Thalia in der Gaußstraße
Gertrud

Leere Gläser auf leerer Bühne

Text & Foto: Adrian Anton

„Liebe ist ein großes Wort“, sagt Gertrud – eine gebildete Frau und ehemalige Sängerin. Sie ist mit einem aufstrebenden Politiker verheiratet, dennoch unabhängig, aber auch unglücklich. Liebe ist in dieser Inszenierung nicht das einzige große Wort, denn der norwegische Regisseur Eirik Stubø inszeniert das 1906 geschriebene Stück „Gertrud“ des schwedischen Autors Hjalmar Söderberg als sehr reduziertes Erzähltheater, das dem Gesagten genügend Raum lässt. Bilder entstehen eher vor dem inneren Auge als auf der Bühne, denn die vier Darsteller agieren ruhig und sind sparsam mit Gesten, so dass die Dialoge im Vordergrund stehen.

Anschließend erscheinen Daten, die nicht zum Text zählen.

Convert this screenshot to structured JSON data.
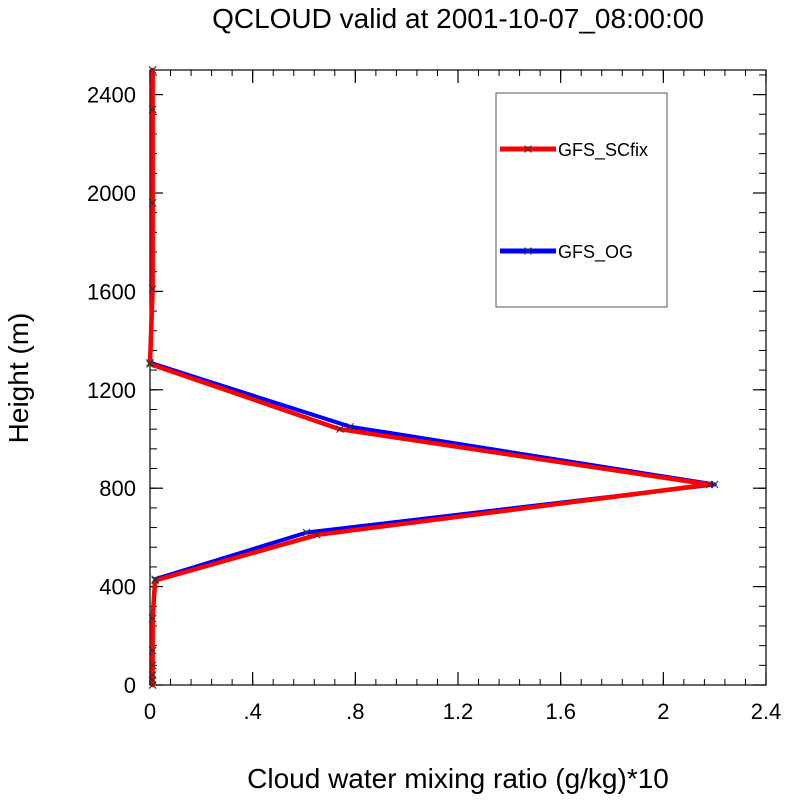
{
  "chart_data": {
    "type": "line",
    "title": "QCLOUD valid at 2001-10-07_08:00:00",
    "xlabel": "Cloud water mixing ratio (g/kg)*10",
    "ylabel": "Height (m)",
    "xlim": [
      0,
      2.4
    ],
    "ylim": [
      0,
      2500
    ],
    "x_ticks": [
      {
        "value": 0,
        "label": "0"
      },
      {
        "value": 0.4,
        "label": ".4"
      },
      {
        "value": 0.8,
        "label": ".8"
      },
      {
        "value": 1.2,
        "label": "1.2"
      },
      {
        "value": 1.6,
        "label": "1.6"
      },
      {
        "value": 2.0,
        "label": "2"
      },
      {
        "value": 2.4,
        "label": "2.4"
      }
    ],
    "y_ticks": [
      {
        "value": 0,
        "label": "0"
      },
      {
        "value": 400,
        "label": "400"
      },
      {
        "value": 800,
        "label": "800"
      },
      {
        "value": 1200,
        "label": "1200"
      },
      {
        "value": 1600,
        "label": "1600"
      },
      {
        "value": 2000,
        "label": "2000"
      },
      {
        "value": 2400,
        "label": "2400"
      }
    ],
    "grid": false,
    "legend_position": "top-right",
    "series": [
      {
        "name": "GFS_OG",
        "color": "#0000ff",
        "marker": "x",
        "points": [
          [
            0.01,
            0
          ],
          [
            0.01,
            20
          ],
          [
            0.01,
            40
          ],
          [
            0.01,
            80
          ],
          [
            0.01,
            140
          ],
          [
            0.01,
            270
          ],
          [
            0.02,
            430
          ],
          [
            0.61,
            620
          ],
          [
            2.2,
            815
          ],
          [
            0.78,
            1050
          ],
          [
            0.0,
            1310
          ],
          [
            0.01,
            1610
          ],
          [
            0.01,
            1960
          ],
          [
            0.01,
            2340
          ],
          [
            0.01,
            2500
          ]
        ]
      },
      {
        "name": "GFS_SCfix",
        "color": "#ff0000",
        "marker": "x",
        "points": [
          [
            0.01,
            0
          ],
          [
            0.01,
            20
          ],
          [
            0.01,
            40
          ],
          [
            0.01,
            80
          ],
          [
            0.01,
            140
          ],
          [
            0.01,
            270
          ],
          [
            0.02,
            425
          ],
          [
            0.65,
            610
          ],
          [
            2.18,
            815
          ],
          [
            0.74,
            1040
          ],
          [
            0.0,
            1305
          ],
          [
            0.01,
            1610
          ],
          [
            0.01,
            1960
          ],
          [
            0.01,
            2340
          ],
          [
            0.01,
            2500
          ]
        ]
      }
    ]
  }
}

„Dieses alte Leben ist tot, begraben.“

Maja Schöne spielt Gertrud als unabhängige und stolze Frau, die nicht bereit ist, sich mit „dem gewöhnlichen Leben gewöhnlicher Frauen“ abzufinden. Sie bricht mit ihrem Ehemann Gustav Kanning (Tilo Werner), der zwar „furchtbar klug“ sowie „verständnisvoll und zartfühlend“ ist, aber den sie nicht mehr liebt. Sie wünscht sich mit ihrem jungen Liebhaber, dem Künstler Erland Jansson (Sven Schelker) wegzugehen, obwohl dieser sie öffentlich demütigt und sie sich bewusst ist, dass ihre Liebe nicht von Dauer sein wird. Ihr früherer Liebhaber Gabriel Lidman (Matthias Leja) versucht sie zu überreden, mit ihm fortzugehen, doch Gertrud will keine falschen Kompromisse, sondern entscheidet sich für ein ungewisses und unsicheres, aber selbst bestimmtes Leben. Was heute immer noch nicht selbstverständlich ist, war 1906 mit Sicherheit ein gesellschaftlicher Skandal.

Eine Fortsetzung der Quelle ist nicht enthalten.